[vodml] EnumLiterals and vodml-id

Thu Jan 14 09:30:10 CET 2016

Hi,

I feel a bit bad for keeping this discussion alive since it's quite a
bit removed from where I stand.  But with the use cases proposed here
this is entering a domain I do care about; cf. my mail in May,
http://mail.ivoa.net/pipermail/dm/2015-May/005180.html.

Back then the discussion ended (apparently off-list) in me conceding
that there is a use case for enum-like structures in a data models;
very roughly, the line is where there'd be a switch statement on the
labels in (well-designed) code.

That's an important distinction, because for such things changes in
the domain of admitted values necessarily mean code changes; hence,
the domain *must* be part of the DM.  That that is explictly not the
case for many vocabulary-type applications; typically, you won't have
to change your program just because there's a new spectral band (say,
someone splitting up submm, or we include particles or gravitational
waves) or creation type, hence...

On Wed, Jan 13, 2016 at 05:49:06PM -0500, CresitelloDittmar, Mark wrote:
> Generally this is not an issue since enumerations are typically a simple
> value set, but in the DatsetMetadata model, we already have 4 examples
> which violate this pattern.
>    SpectralBand:
>      "X-ray"
>      "Gamma-ray"
> 
>    CreationType:
>      "catalog extraction"
>      "spectral extraction"

...I doubt these should be enums in the first place.  What code would
a switch statement control here?  From my registry experience -- and
we have the creation type and the spectral band there, too --, I
would strongly advise against putting creation type in an enum
("baking it into the DM).

Don't ask how many times I've cursed the baked-in enums in, say
vr:ContentLevel, needlessly hindering evolution -- no code would
break if you're changing the vocabulary, but you cannot because
schema changes (or DM changes) are expensive, even if they'd not
break any software except through the namespace change.

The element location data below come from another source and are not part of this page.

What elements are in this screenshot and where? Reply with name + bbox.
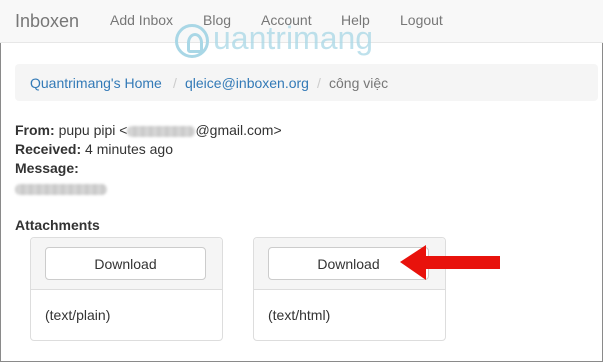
from-suffix: @gmail.com> (195, 122, 282, 138)
nav-add-inbox[interactable]: Add Inbox (110, 12, 173, 28)
attachment-card-header: Download (31, 238, 222, 290)
brand-link[interactable]: Inboxen (15, 11, 79, 32)
message-row: Message: (15, 160, 79, 176)
watermark-text: uantrimang (213, 20, 374, 56)
from-row: From: pupu pipi < @gmail.com> (15, 122, 282, 138)
received-label: Received: (15, 141, 82, 157)
message-body (15, 180, 107, 196)
message-label: Message: (15, 160, 79, 176)
lightbulb-icon (175, 24, 209, 58)
breadcrumb-inbox[interactable]: qleice@inboxen.org (185, 75, 309, 91)
breadcrumb-home[interactable]: Quantrimang's Home (30, 75, 162, 91)
download-button[interactable]: Download (45, 247, 206, 280)
attachments-title: Attachments (15, 217, 100, 233)
attachment-type: (text/plain) (45, 307, 111, 323)
breadcrumb-separator: / (317, 75, 321, 91)
breadcrumb-separator: / (173, 75, 177, 91)
breadcrumb-current: công việc (329, 75, 389, 91)
redacted-email-local (127, 125, 196, 137)
arrow-shape (400, 245, 500, 280)
attachment-type: (text/html) (268, 307, 331, 323)
received-row: Received: 4 minutes ago (15, 141, 173, 157)
from-label: From: (15, 122, 55, 138)
redacted-message (15, 183, 107, 195)
red-arrow-icon (400, 245, 500, 280)
watermark-logo: uantrimang (175, 20, 425, 64)
breadcrumb: Quantrimang's Home / qleice@inboxen.org … (15, 64, 598, 101)
attachment-card: Download (text/plain) (30, 237, 223, 341)
received-value: 4 minutes ago (85, 141, 173, 157)
from-name: pupu pipi < (58, 122, 128, 138)
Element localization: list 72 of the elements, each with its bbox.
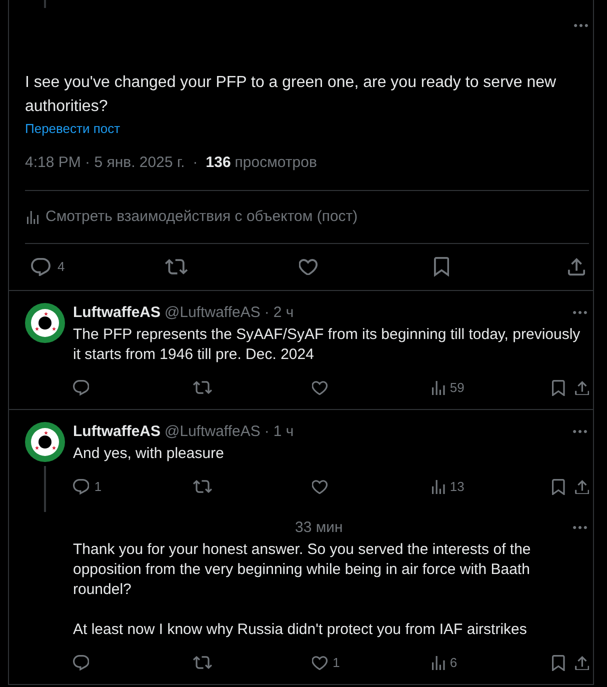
bar-chart-icon <box>432 480 445 494</box>
author-name[interactable]: LuftwaffeAS <box>73 303 160 323</box>
author-handle[interactable]: @LuftwaffeAS <box>164 303 260 323</box>
heart-icon <box>299 258 318 276</box>
like-button[interactable] <box>312 381 328 395</box>
loop-arrows-icon <box>192 381 212 395</box>
loop-arrows-icon <box>192 656 212 670</box>
bar-chart-icon <box>432 656 445 670</box>
like-button[interactable] <box>312 480 328 494</box>
loop-arrows-icon <box>192 480 212 494</box>
views-label: просмотров <box>234 153 317 173</box>
share-button[interactable] <box>574 380 589 396</box>
heart-icon <box>312 656 328 670</box>
repost-button[interactable] <box>192 480 212 494</box>
more-icon[interactable] <box>573 526 587 530</box>
bookmark-icon <box>434 257 449 277</box>
bookmark-icon <box>552 654 565 672</box>
more-icon[interactable] <box>573 430 587 434</box>
views-button[interactable]: 6 <box>432 655 458 671</box>
like-button[interactable]: 1 <box>312 655 340 671</box>
bar-chart-icon <box>432 380 445 396</box>
speech-bubble-icon <box>73 479 90 495</box>
share-button[interactable] <box>574 480 589 494</box>
repost-button[interactable] <box>165 259 188 275</box>
repost-button[interactable] <box>192 381 212 395</box>
reply-text: The PFP represents the SyAAF/SyAF from its beginning till today, previously it starts from 1946 till pre. Dec. 2024 <box>73 325 582 365</box>
separator-dot: · <box>264 303 270 323</box>
share-button[interactable] <box>568 258 585 276</box>
loop-arrows-icon <box>165 259 188 275</box>
post-timestamp[interactable]: 4:18 PM · 5 янв. 2025 г. <box>25 153 185 173</box>
speech-bubble-icon <box>73 655 90 671</box>
reply-time[interactable]: 2 ч <box>273 303 294 323</box>
roundel-avatar-icon[interactable] <box>25 422 65 462</box>
views-button[interactable]: 59 <box>432 380 464 396</box>
share-icon <box>574 656 589 670</box>
share-button[interactable] <box>574 656 589 670</box>
share-icon <box>574 380 589 396</box>
reply-time[interactable]: 1 ч <box>273 422 294 442</box>
author-handle[interactable]: @LuftwaffeAS <box>164 422 260 442</box>
reply-button[interactable]: 1 <box>73 479 102 495</box>
reply-button[interactable] <box>73 380 90 396</box>
reply-button[interactable]: 4 <box>31 258 65 276</box>
like-button[interactable] <box>299 258 318 276</box>
speech-bubble-icon <box>31 258 50 276</box>
views-count: 136 <box>206 153 231 173</box>
separator-dot: · <box>264 422 270 442</box>
bar-chart-icon <box>27 210 38 224</box>
speech-bubble-icon <box>73 380 90 396</box>
bookmark-button[interactable] <box>434 257 449 277</box>
post-text: I see you've changed your PFP to a green one, are you ready to serve new authorities? <box>25 73 558 117</box>
separator-dot: · <box>192 153 198 173</box>
reply-time[interactable]: 33 мин <box>295 518 343 538</box>
bookmark-button[interactable] <box>552 478 565 496</box>
bookmark-button[interactable] <box>552 654 565 672</box>
share-icon <box>574 480 589 494</box>
more-icon[interactable] <box>573 311 587 315</box>
bookmark-button[interactable] <box>552 380 565 396</box>
author-name[interactable]: LuftwaffeAS <box>73 422 160 442</box>
views-button[interactable]: 13 <box>432 479 464 495</box>
translate-link[interactable]: Перевести пост <box>25 121 120 137</box>
heart-icon <box>312 480 328 494</box>
reply-button[interactable] <box>73 655 90 671</box>
more-icon[interactable] <box>574 24 588 28</box>
reply-text: Thank you for your honest answer. So you served the interests of the opposition from the very beginning while being in air force with Baath roundel? At least now I know why Russia didn't protect you from IAF airstrikes <box>73 540 532 640</box>
view-engagements-link[interactable]: Смотреть взаимодействия с объектом (пост) <box>25 207 358 227</box>
reply-text: And yes, with pleasure <box>73 444 225 464</box>
repost-button[interactable] <box>192 656 212 670</box>
heart-icon <box>312 381 328 395</box>
bookmark-icon <box>552 380 565 396</box>
roundel-avatar-icon[interactable] <box>25 303 65 343</box>
share-icon <box>568 258 585 276</box>
bookmark-icon <box>552 478 565 496</box>
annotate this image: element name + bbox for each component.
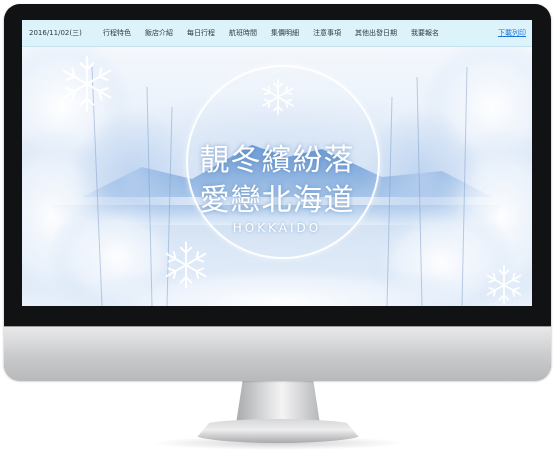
nav-item-itinerary-features[interactable]: 行程特色 bbox=[103, 28, 131, 38]
snowflake-icon bbox=[165, 241, 207, 289]
monitor-stand-base bbox=[192, 419, 364, 443]
top-nav-bar: 2016/11/02(三) 行程特色 飯店介紹 每日行程 航班時間 集價明細 注… bbox=[22, 20, 532, 47]
hero-title-line-2: 愛戀北海道 bbox=[199, 183, 355, 218]
hero-subtitle: HOKKAIDO bbox=[232, 221, 322, 235]
hero-banner: 靚冬繽紛落 愛戀北海道 HOKKAIDO bbox=[22, 47, 532, 306]
nav-item-other-dates[interactable]: 其他出發日期 bbox=[355, 28, 397, 38]
download-print-link[interactable]: 下載列印 bbox=[498, 28, 526, 38]
snowflake-icon bbox=[62, 55, 112, 113]
monitor-chin bbox=[4, 326, 551, 381]
nav-item-notices[interactable]: 注意事項 bbox=[313, 28, 341, 38]
nav-item-daily-schedule[interactable]: 每日行程 bbox=[187, 28, 215, 38]
nav-item-hotels[interactable]: 飯店介紹 bbox=[145, 28, 173, 38]
nav-menu: 行程特色 飯店介紹 每日行程 航班時間 集價明細 注意事項 其他出發日期 我要報… bbox=[103, 28, 453, 38]
hero-title-line-1: 靚冬繽紛落 bbox=[199, 143, 355, 178]
nav-date: 2016/11/02(三) bbox=[29, 29, 82, 37]
monitor-stand-neck bbox=[236, 380, 320, 424]
monitor-screen: 2016/11/02(三) 行程特色 飯店介紹 每日行程 航班時間 集價明細 注… bbox=[22, 20, 532, 306]
nav-item-price-details[interactable]: 集價明細 bbox=[271, 28, 299, 38]
snowflake-icon bbox=[486, 265, 522, 305]
nav-item-register[interactable]: 我要報名 bbox=[411, 28, 439, 38]
nav-item-flight-times[interactable]: 航班時間 bbox=[229, 28, 257, 38]
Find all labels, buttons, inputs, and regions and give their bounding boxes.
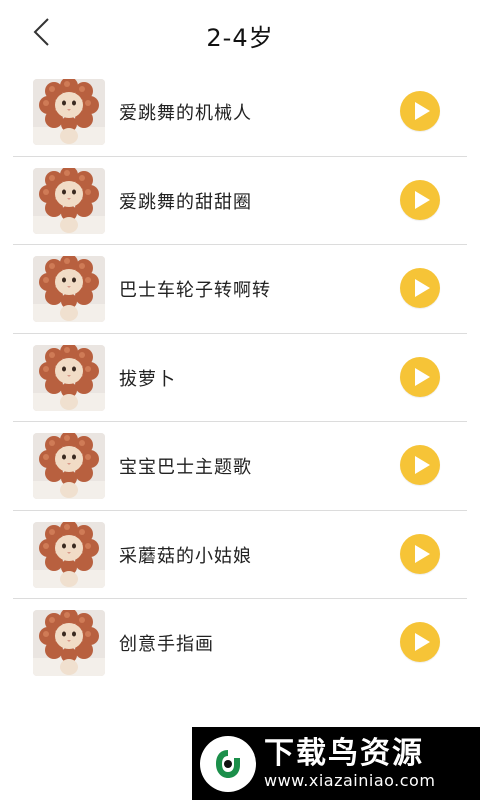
song-thumbnail — [33, 433, 105, 499]
cat-thumbnail-icon — [33, 433, 105, 499]
song-title: 宝宝巴士主题歌 — [119, 457, 252, 478]
list-item[interactable]: 创意手指画 — [13, 599, 467, 688]
song-title: 采蘑菇的小姑娘 — [119, 545, 252, 567]
cat-thumbnail-icon — [33, 167, 105, 234]
watermark: 下载鸟资源 www.xiazainiao.com — [192, 727, 480, 800]
song-title: 拔萝卜 — [119, 368, 176, 390]
song-thumbnail — [33, 79, 105, 145]
page-title: 2-4岁 — [206, 24, 274, 52]
song-thumbnail — [33, 167, 105, 234]
song-list: 爱跳舞的机械人 爱跳舞的甜甜圈 巴士车轮子转啊转 拔萝卜 宝宝巴士主题歌 采蘑菇… — [13, 68, 467, 688]
list-item[interactable]: 采蘑菇的小姑娘 — [13, 511, 467, 599]
play-icon — [414, 456, 430, 474]
play-button[interactable] — [400, 533, 440, 574]
watermark-url: www.xiazainiao.com — [264, 770, 436, 790]
list-item[interactable]: 巴士车轮子转啊转 — [13, 245, 467, 334]
song-thumbnail — [33, 256, 105, 322]
cat-thumbnail-icon — [33, 610, 105, 676]
song-thumbnail — [33, 610, 105, 676]
play-button[interactable] — [400, 91, 440, 131]
play-button[interactable] — [400, 356, 440, 397]
play-icon — [414, 367, 430, 386]
list-item[interactable]: 爱跳舞的机械人 — [13, 68, 467, 157]
play-button[interactable] — [400, 179, 440, 220]
play-button[interactable] — [400, 268, 440, 308]
play-icon — [414, 633, 430, 651]
header: 2-4岁 — [0, 0, 480, 72]
play-button[interactable] — [400, 445, 440, 485]
cat-thumbnail-icon — [33, 344, 105, 411]
song-title: 巴士车轮子转啊转 — [119, 280, 271, 301]
song-title: 爱跳舞的甜甜圈 — [119, 191, 252, 213]
watermark-name: 下载鸟资源 — [264, 735, 424, 771]
play-button[interactable] — [400, 622, 440, 662]
song-thumbnail — [33, 344, 105, 411]
bird-logo-icon — [200, 735, 256, 792]
list-item[interactable]: 宝宝巴士主题歌 — [13, 422, 467, 511]
song-thumbnail — [33, 521, 105, 588]
cat-thumbnail-icon — [33, 256, 105, 322]
play-icon — [414, 544, 430, 563]
list-item[interactable]: 拔萝卜 — [13, 334, 467, 422]
play-icon — [414, 279, 430, 297]
song-title: 爱跳舞的机械人 — [119, 103, 252, 124]
cat-thumbnail-icon — [33, 79, 105, 145]
song-title: 创意手指画 — [119, 634, 214, 655]
play-icon — [414, 190, 430, 209]
play-icon — [414, 102, 430, 120]
list-item[interactable]: 爱跳舞的甜甜圈 — [13, 157, 467, 245]
cat-thumbnail-icon — [33, 521, 105, 588]
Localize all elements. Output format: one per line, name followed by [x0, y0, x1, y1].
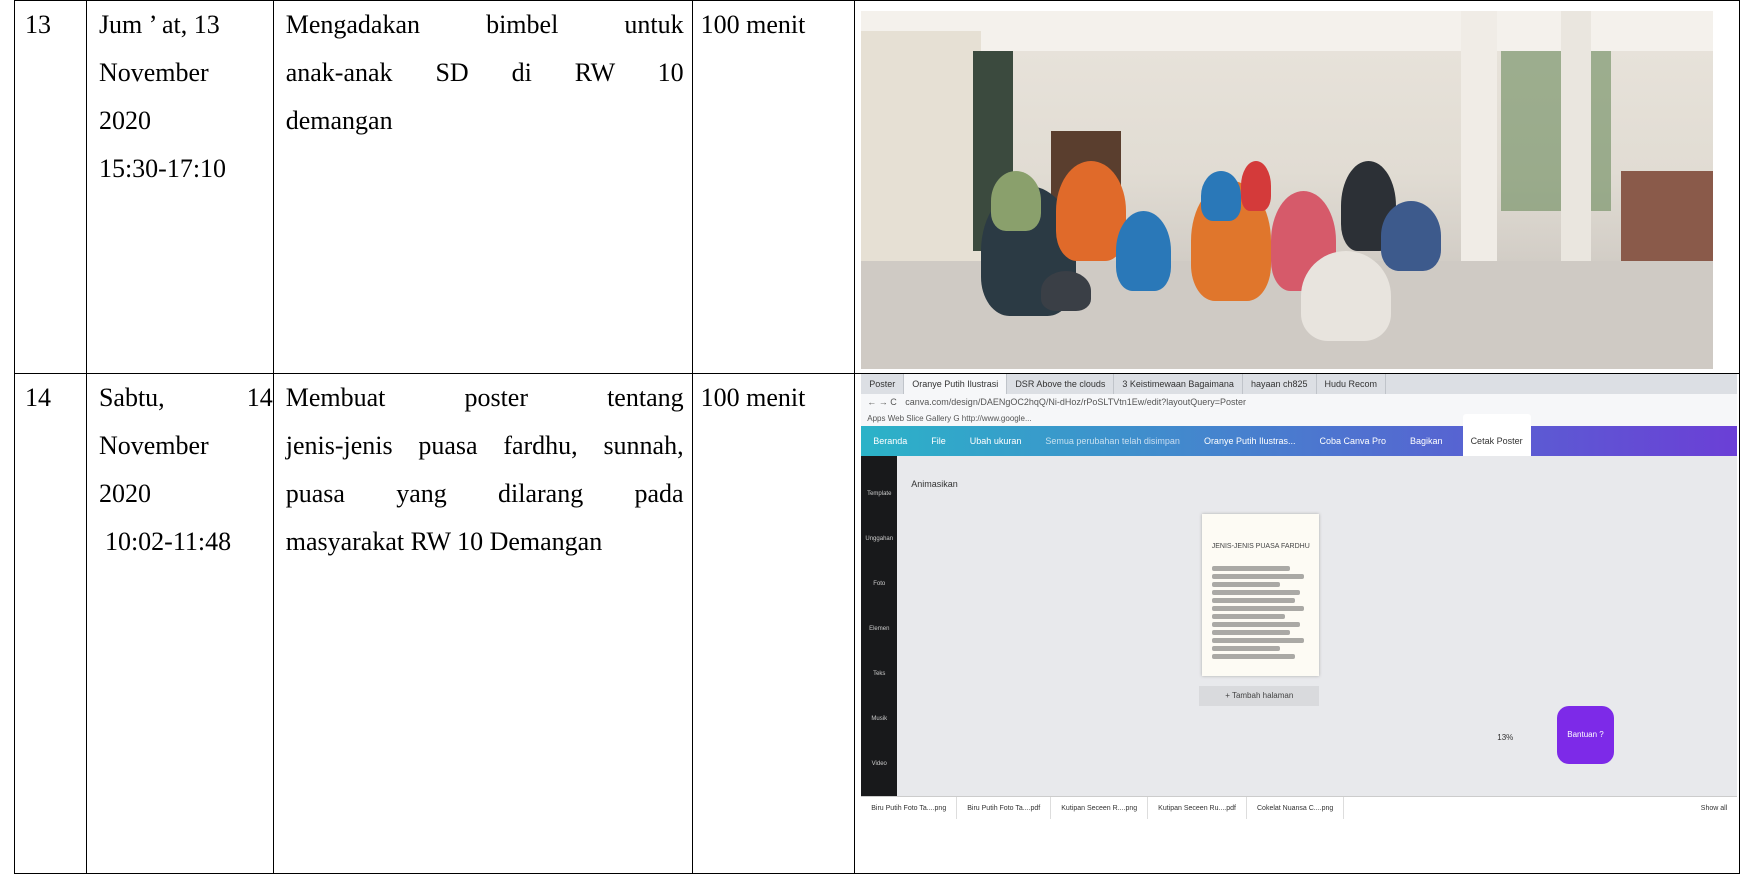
download-item: Kutipan Seceen Ru....pdf — [1148, 797, 1247, 819]
help-button: Bantuan ? — [1557, 706, 1614, 764]
canva-workarea: Animasikan JENIS-JENIS PUASA FARDHU + Ta… — [897, 456, 1738, 796]
download-item: Biru Putih Foto Ta....pdf — [957, 797, 1052, 819]
download-item: Biru Putih Foto Ta....png — [861, 797, 958, 819]
activity-line: demangan — [285, 106, 393, 135]
zoom-level: 13% — [1497, 733, 1514, 742]
activity-log-table: 13 Jum ’ at, 13 November 2020 15:30-17:1… — [14, 0, 1740, 874]
canva-sidebar: Template Unggahan Foto Elemen Teks Musik… — [861, 456, 898, 796]
url-bar: ← → C canva.com/design/DAENgOC2hqQ/Ni-dH… — [861, 394, 1738, 411]
canva-toolbar: Beranda File Ubah ukuran Semua perubahan… — [861, 414, 1738, 468]
download-item: Kutipan Seceen R....png — [1051, 797, 1149, 819]
activity-line: Membuat poster tentang — [285, 383, 684, 412]
browser-tab-bar: Poster Oranye Putih Ilustrasi DSR Above … — [861, 374, 1738, 394]
date-line: Sabtu, 14 — [98, 383, 273, 412]
activity-line: jenis-jenis puasa fardhu, sunnah, — [285, 431, 684, 460]
row-duration: 100 menit — [691, 373, 856, 874]
row-documentation: Poster Oranye Putih Ilustrasi DSR Above … — [854, 373, 1740, 874]
table-row: 14 Sabtu, 14 November 2020 10:02-11:48 M… — [14, 373, 1740, 874]
browser-tab: Hudu Recom — [1317, 374, 1387, 394]
browser-tab: 3 Keistimewaan Bagaimana — [1114, 374, 1243, 394]
date-line: Jum ’ at, 13 — [98, 10, 220, 39]
animate-button: Animasikan — [911, 479, 958, 489]
date-line: November — [98, 431, 209, 460]
row-duration: 100 menit — [691, 0, 856, 374]
activity-line: puasa yang dilarang pada — [285, 479, 684, 508]
date-line: 2020 — [98, 479, 151, 508]
date-line: 10:02-11:48 — [104, 527, 232, 556]
row-date: Jum ’ at, 13 November 2020 15:30-17:10 — [85, 0, 274, 374]
browser-tab: Oranye Putih Ilustrasi — [904, 374, 1008, 394]
poster-preview: JENIS-JENIS PUASA FARDHU — [1202, 514, 1320, 676]
date-line: 2020 — [98, 106, 151, 135]
row-documentation — [854, 0, 1740, 374]
url-text: canva.com/design/DAENgOC2hqQ/Ni-dHoz/rPo… — [905, 397, 1247, 407]
sidebar-item: Template — [867, 491, 892, 497]
poster-title: JENIS-JENIS PUASA FARDHU — [1211, 543, 1310, 550]
poster-text-lines — [1212, 566, 1309, 662]
show-all-link: Show all — [1700, 805, 1728, 812]
row-number: 13 — [14, 0, 87, 374]
add-page-button: + Tambah halaman — [1199, 686, 1320, 706]
row-activity: Membuat poster tentang jenis-jenis puasa… — [272, 373, 693, 874]
row-date: Sabtu, 14 November 2020 10:02-11:48 — [85, 373, 274, 874]
row-number: 14 — [14, 373, 87, 874]
documentation-photo — [861, 11, 1714, 369]
nav-arrows-icon: ← → C — [867, 397, 897, 407]
date-line: November — [98, 58, 209, 87]
table-row: 13 Jum ’ at, 13 November 2020 15:30-17:1… — [14, 0, 1740, 374]
activity-line: masyarakat RW 10 Demangan — [285, 527, 603, 556]
activity-line: Mengadakan bimbel untuk — [285, 10, 684, 39]
browser-tab: Poster — [861, 374, 905, 394]
browser-tab: hayaan ch825 — [1243, 374, 1317, 394]
row-activity: Mengadakan bimbel untuk anak-anak SD di … — [272, 0, 693, 374]
download-item: Cokelat Nuansa C....png — [1247, 797, 1345, 819]
canva-screenshot: Poster Oranye Putih Ilustrasi DSR Above … — [861, 374, 1738, 819]
downloads-bar: Biru Putih Foto Ta....png Biru Putih Fot… — [861, 796, 1738, 819]
activity-line: anak-anak SD di RW 10 — [285, 58, 684, 87]
date-line: 15:30-17:10 — [98, 154, 227, 183]
browser-tab: DSR Above the clouds — [1007, 374, 1115, 394]
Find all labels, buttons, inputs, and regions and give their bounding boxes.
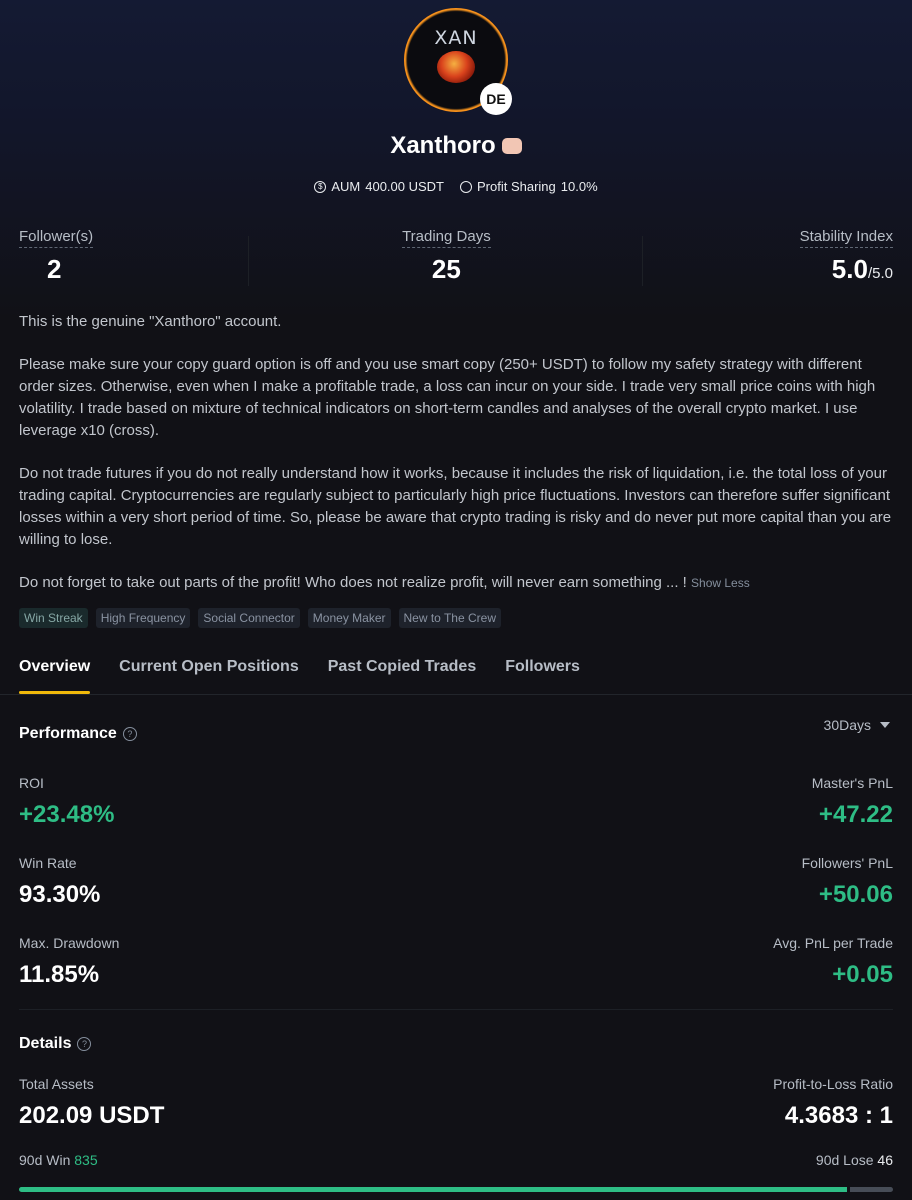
avg-pnl-value: +0.05 xyxy=(832,961,893,988)
tab-followers[interactable]: Followers xyxy=(505,648,580,694)
followers-label[interactable]: Follower(s) xyxy=(19,228,94,248)
aum-value: 400.00 USDT xyxy=(365,179,444,194)
lose-label: 90d Lose xyxy=(815,1152,874,1168)
avatar-text: XAN xyxy=(434,27,478,49)
details-title: Details ? xyxy=(19,1035,92,1053)
period-value: 30Days xyxy=(823,717,871,733)
description-paragraph: Do not trade futures if you do not reall… xyxy=(19,465,892,548)
win-lose-row: 90d Win 835 90d Lose 46 xyxy=(19,1152,893,1168)
stat-trading-days: Trading Days 25 xyxy=(402,228,491,290)
followers-pnl-label: Followers' PnL xyxy=(801,855,893,871)
aum-label: AUM xyxy=(331,179,361,194)
description-paragraph: Do not forget to take out parts of the p… xyxy=(19,574,687,591)
planet-icon xyxy=(437,51,475,83)
stat-followers: Follower(s) 2 xyxy=(19,228,94,290)
section-divider xyxy=(19,1009,893,1010)
metric-avg-pnl: Avg. PnL per Trade +0.05 xyxy=(463,935,893,989)
country-badge: DE xyxy=(480,83,512,115)
max-drawdown-label: Max. Drawdown xyxy=(19,935,120,951)
description-paragraph-last: Do not forget to take out parts of the p… xyxy=(19,572,893,594)
description-paragraph: Please make sure your copy guard option … xyxy=(19,356,876,439)
metric-followers-pnl: Followers' PnL +50.06 xyxy=(463,855,893,909)
details-title-text: Details xyxy=(19,1035,72,1052)
roi-value: +23.48% xyxy=(19,801,115,828)
stats-row: Follower(s) 2 Trading Days 25 Stability … xyxy=(19,228,893,290)
trader-name: Xanthoro xyxy=(390,132,496,159)
profit-sharing-value: 10.0% xyxy=(560,179,598,194)
trader-description: This is the genuine "Xanthoro" account. … xyxy=(19,311,893,615)
tag-new-to-the-crew[interactable]: New to The Crew xyxy=(398,608,501,628)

So,I consider this an abuse of enums, re-raising exactly the concerns
I uttered in May.

[While I'm speaking, but that's a side issue here, really: I've still
not understood what the case for putting presentation (strings
ostensibly intended for display) into the data model is in the first
place.  It'd help be feel better about titles on enums if someone
proposed one.]

> I really can't speculate what things might be enumerated in future models,
> but some examples of things which would not pass this pattern test:
>   + anything with multiple words
>         o CreationType above
>         o Country:  "Papua New Guinea"

This is another classic for what IMHO should not be modelled in an
enum.  You don't want to have to change your DM (and hence, at least
conceptually, any software using it) every time there's a new
country.  And what's the switch statement that would do something
plausible with such a thing?

>         o Institute: "Centre de Données astronomiques de Strasbourg"

Why would institutes come in an enum, i.e., what's a plausible switch
statement here?  Note that that would mean even well-designed
programs would have to be changed when there's a new institute or
even just if the CDS changed its long form (which has happened
before).  Again, I'd suggest this is about as clear a case for using
a vocabulary as they come.

So I guess my message here is: Based on experiences in Registry I'd
ask everyone involved in modelling at this point to have a look into
VO-DML's SemanticConcept.

Gerard: Perhaps a very quick cheat sheet on "How to make a vocabulary
accomanying a data model and how topConcept can be used to keep the
number of files down" might be helpful?  I don't really know how this
integrates into common modelling tools, but it'd be great if this
could be made something like the obvious tool if all people want is
word lists, more obvious than enums, anyway.

Cheers,

         Markus